Infosys faces a specific version of AI cannibalization. Over 90% of employees have been trained in AI capabilities, and AI is part of most new deals. But AI creates pricing pressure — clients expect lower costs when AI accelerates delivery. If a testing automation project took 20 engineers for 12 months, AI might reduce it to 8 engineers for 6 months. Infosys bills less. The company needs to win more projects to compensate. The FY27 guidance of 1.5-3.5% suggests Infosys is winning enough new work to grow slightly, but not enough to offset the full compression effect.

10

How does Infosys compare to TCS on key metrics in Q4 FY26?

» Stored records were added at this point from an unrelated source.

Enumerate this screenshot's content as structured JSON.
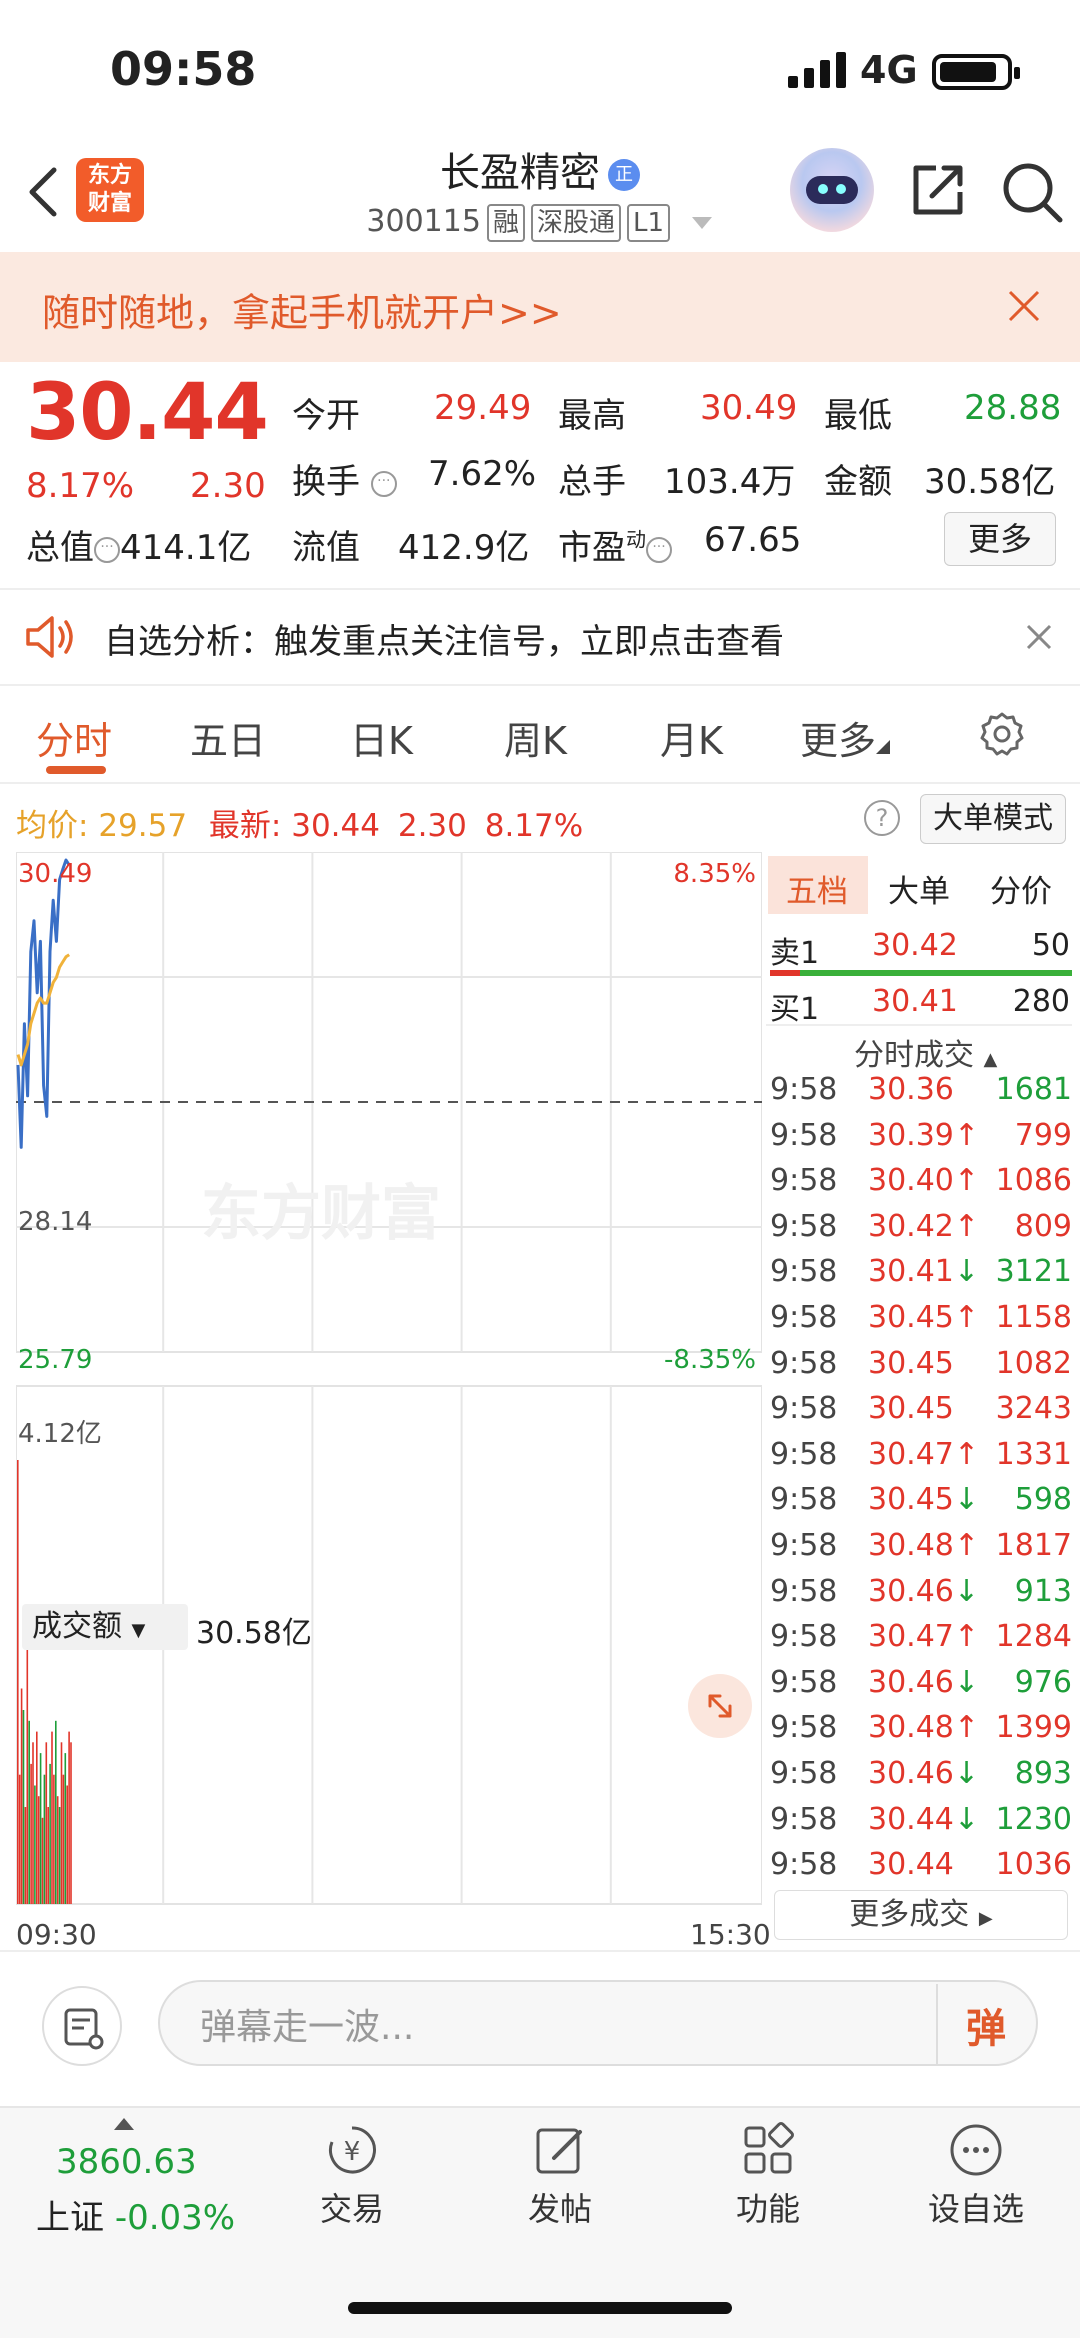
{
  "status": {
    "time": "09:58",
    "network": "4G"
  },
  "header": {
    "title": "长盈精密",
    "title_badge": "正",
    "code": "300115",
    "tags": [
      "融",
      "深股通",
      "L1"
    ],
    "logo": "东方\n财富"
  },
  "banner": {
    "text": "随时随地，拿起手机就开户>>"
  },
  "quote": {
    "price": "30.44",
    "change_pct": "8.17%",
    "change": "2.30",
    "open_label": "今开",
    "open": "29.49",
    "high_label": "最高",
    "high": "30.49",
    "low_label": "最低",
    "low": "28.88",
    "turnover_label": "换手",
    "turnover": "7.62%",
    "volume_label": "总手",
    "volume": "103.4万",
    "amount_label": "金额",
    "amount": "30.58亿",
    "mktcap_label": "总值",
    "mktcap": "414.1亿",
    "float_label": "流值",
    "float": "412.9亿",
    "pe_label": "市盈",
    "pe_sup": "动",
    "pe": "67.65",
    "more": "更多"
  },
  "notice": {
    "text": "自选分析：触发重点关注信号，立即点击查看"
  },
  "tabs": [
    "分时",
    "五日",
    "日K",
    "周K",
    "月K",
    "更多"
  ],
  "infoline": {
    "avg_label": "均价:",
    "avg": "29.57",
    "last_label": "最新:",
    "last": "30.44",
    "chg": "2.30",
    "pct": "8.17%",
    "mode": "大单模式"
  },
  "chart_labels": {
    "top_left": "30.49",
    "top_right": "8.35%",
    "mid_left": "28.14",
    "bottom_left": "25.79",
    "bottom_right": "-8.35%",
    "vol_selector": "成交额",
    "vol_value": "30.58亿",
    "vol_max": "4.12亿",
    "time_start": "09:30",
    "time_end": "15:30",
    "watermark": "东方财富"
  },
  "chart_data": {
    "type": "line",
    "ylim": [
      25.79,
      30.49
    ],
    "yclose": 28.14,
    "series": [
      {
        "name": "价格",
        "values": [
          28.5,
          27.7,
          28.9,
          28.2,
          29.6,
          29.9,
          29.2,
          29.7,
          28.3,
          28.0,
          29.6,
          30.1,
          29.7,
          30.3,
          30.4,
          30.49,
          30.44
        ]
      },
      {
        "name": "均价",
        "values": [
          28.6,
          28.5,
          28.6,
          28.7,
          28.9,
          29.0,
          29.1,
          29.15,
          29.1,
          29.1,
          29.2,
          29.3,
          29.35,
          29.45,
          29.5,
          29.55,
          29.57
        ]
      }
    ],
    "volume": [
      4.12,
      1.2,
      2.0,
      1.8,
      0.9,
      2.5,
      1.7,
      1.3,
      1.5,
      1.1,
      1.6,
      1.0,
      1.4,
      0.8,
      1.2,
      1.5,
      0.9,
      1.3,
      1.6,
      1.2,
      1.7,
      1.0,
      0.9,
      1.5,
      1.2,
      1.4,
      1.1,
      1.6,
      1.5
    ],
    "volume_colors": [
      "r",
      "r",
      "r",
      "g",
      "r",
      "r",
      "g",
      "r",
      "r",
      "g",
      "r",
      "r",
      "g",
      "r",
      "g",
      "r",
      "r",
      "g",
      "r",
      "r",
      "g",
      "r",
      "g",
      "r",
      "r",
      "g",
      "r",
      "r",
      "r"
    ]
  },
  "book": {
    "tabs": [
      "五档",
      "大单",
      "分价"
    ],
    "sell1": {
      "label": "卖1",
      "price": "30.42",
      "vol": "50"
    },
    "buy1": {
      "label": "买1",
      "price": "30.41",
      "vol": "280"
    },
    "trades_title": "分时成交",
    "trades": [
      {
        "t": "9:58",
        "p": "30.36",
        "a": "",
        "v": "1681",
        "vc": "g"
      },
      {
        "t": "9:58",
        "p": "30.39",
        "a": "↑",
        "v": "799",
        "vc": "r"
      },
      {
        "t": "9:58",
        "p": "30.40",
        "a": "↑",
        "v": "1086",
        "vc": "r"
      },
      {
        "t": "9:58",
        "p": "30.42",
        "a": "↑",
        "v": "809",
        "vc": "r"
      },
      {
        "t": "9:58",
        "p": "30.41",
        "a": "↓",
        "v": "3121",
        "vc": "g"
      },
      {
        "t": "9:58",
        "p": "30.45",
        "a": "↑",
        "v": "1158",
        "vc": "r"
      },
      {
        "t": "9:58",
        "p": "30.45",
        "a": "",
        "v": "1082",
        "vc": "r"
      },
      {
        "t": "9:58",
        "p": "30.45",
        "a": "",
        "v": "3243",
        "vc": "r"
      },
      {
        "t": "9:58",
        "p": "30.47",
        "a": "↑",
        "v": "1331",
        "vc": "r"
      },
      {
        "t": "9:58",
        "p": "30.45",
        "a": "↓",
        "v": "598",
        "vc": "g"
      },
      {
        "t": "9:58",
        "p": "30.48",
        "a": "↑",
        "v": "1817",
        "vc": "r"
      },
      {
        "t": "9:58",
        "p": "30.46",
        "a": "↓",
        "v": "913",
        "vc": "g"
      },
      {
        "t": "9:58",
        "p": "30.47",
        "a": "↑",
        "v": "1284",
        "vc": "r"
      },
      {
        "t": "9:58",
        "p": "30.46",
        "a": "↓",
        "v": "976",
        "vc": "g"
      },
      {
        "t": "9:58",
        "p": "30.48",
        "a": "↑",
        "v": "1399",
        "vc": "r"
      },
      {
        "t": "9:58",
        "p": "30.46",
        "a": "↓",
        "v": "893",
        "vc": "g"
      },
      {
        "t": "9:58",
        "p": "30.44",
        "a": "↓",
        "v": "1230",
        "vc": "g"
      },
      {
        "t": "9:58",
        "p": "30.44",
        "a": "",
        "v": "1036",
        "vc": "r"
      }
    ],
    "more": "更多成交"
  },
  "danmu": {
    "placeholder": "弹幕走一波...",
    "button": "弹"
  },
  "nav": {
    "index_value": "3860.63",
    "index_name": "上证",
    "index_pct": "-0.03%",
    "items": [
      "交易",
      "发帖",
      "功能",
      "设自选"
    ]
  },
  "colors": {
    "red": "#e1352a",
    "green": "#1e9e3a",
    "accent": "#e05a2b",
    "price_line": "#3a6fc6",
    "avg_line": "#f0b23a"
  }
}
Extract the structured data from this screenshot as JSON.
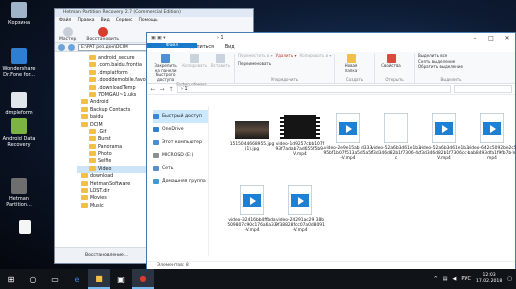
{
  "desktop": {
    "icons": [
      {
        "label": "Корзина"
      },
      {
        "label": "Wondershare Dr.Fone for..."
      },
      {
        "label": "dmpleform"
      },
      {
        "label": "Android Data Recovery"
      },
      {
        "label": "Hetman Partition..."
      }
    ]
  },
  "back_window": {
    "title": "Hetman Partition Recovery 2.7 (Commercial Edition)",
    "menu": [
      "Файл",
      "Правка",
      "Вид",
      "Сервис",
      "Помощь"
    ],
    "tools": [
      "Мастер",
      "Восстановить"
    ],
    "path": "E:\\PAT рез.ден\\DCIM",
    "tree": [
      "android_secure",
      ".com.baidu.frontia",
      ".dmplatform",
      ".dooddemobile.favorites",
      ".downloadTemp",
      "7DMGAU~1.uks",
      "Android",
      "Backup Contacts",
      "baidu",
      "DCIM",
      ".Gif",
      "Burst",
      "Panorama",
      "Photo",
      "Selfie",
      "Video",
      "download",
      "HetmanSoftware",
      "LOST.dir",
      "Movies",
      "Music"
    ],
    "status": "Восстановление..."
  },
  "explorer": {
    "qa": "▣ ▣ ▾",
    "tabs": [
      "Файл",
      "Главная",
      "Поделиться",
      "Вид"
    ],
    "ribbon": {
      "groups": [
        {
          "caption": "Буфер обмена",
          "items": [
            "Закрепить на панели быстрого доступа",
            "Копировать",
            "Вставить"
          ]
        },
        {
          "caption": "Упорядочить",
          "items": [
            "Переместить в ▾",
            "Копировать в ▾",
            "Удалить ▾",
            "Переименовать"
          ]
        },
        {
          "caption": "Создать",
          "items": [
            "Новая папка"
          ]
        },
        {
          "caption": "Открыть",
          "items": [
            "Свойства"
          ]
        },
        {
          "caption": "Выделить",
          "items": [
            "Выделить все",
            "Снять выделение",
            "Обратить выделение"
          ]
        }
      ]
    },
    "path": "› 1",
    "nav": [
      {
        "label": "Быстрый доступ",
        "color": "#3a86d9"
      },
      {
        "label": "OneDrive",
        "color": "#2f7fd1"
      },
      {
        "label": "Этот компьютер",
        "color": "#4a8fd4"
      },
      {
        "label": "MICROSD (E:)",
        "color": "#8a8f96"
      },
      {
        "label": "Сеть",
        "color": "#5c8fc7"
      },
      {
        "label": "Домашняя группа",
        "color": "#3f9ad0"
      }
    ],
    "files": [
      {
        "name": "1515044668955.jpg (1).jpg",
        "kind": "photo"
      },
      {
        "name": "video-1d9257cbb107f93f7adab7ad655f5b9-V.mp4",
        "kind": "video"
      },
      {
        "name": "video-2e9e15ab d33395bf1b07f513a5d5a5f-V.mp4",
        "kind": "vicon"
      },
      {
        "name": "video-52a6b3d61e1b3f3d346d82b1f7306-4cc",
        "kind": "doc"
      },
      {
        "name": "video-52a6b3d61e1b3f3d346d82b1f7306cc-V.mp4",
        "kind": "vicon"
      },
      {
        "name": "video-642c5092be2c5bab8493dfa1f9fb7b-V.mp4",
        "kind": "vicon"
      },
      {
        "name": "video-32416bb4ffbda509807c90c176a6a33-V.mp4",
        "kind": "vicon"
      },
      {
        "name": "video-24291ac29 38b9f38828fcc07a0d8091-V.mp4",
        "kind": "vicon"
      }
    ],
    "status": "Элементов: 8"
  },
  "taskbar": {
    "time": "12:03",
    "date": "17.02.2018",
    "lang": "РУС"
  }
}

Infosys outperformed TCS on revenue growth (13.4% vs 5.4% QoQ), large deal wins ($14.9B vs $10.7B FY TCV), and net-new deal percentage (55% vs not disclosed). TCS outperformed on operating margin (25.3% vs approximately 21%) and absolute revenue scale ($30B vs $20.16B). TCS had lower attrition (13.7% vs 12.6% — Infosys better here). The key divergence: TCS revenue declined in constant currency for the full year while Infosys grew 3.1%. Infosys is growing faster; TCS is more profitable per employee.

Disclaimer: This information is for educational purposes only and does not constitute financial advice. Stock market investments are subject to market risks. Past performance does not guarantee future results. Consult a SEBI-registered investment advisor before making investment decisions.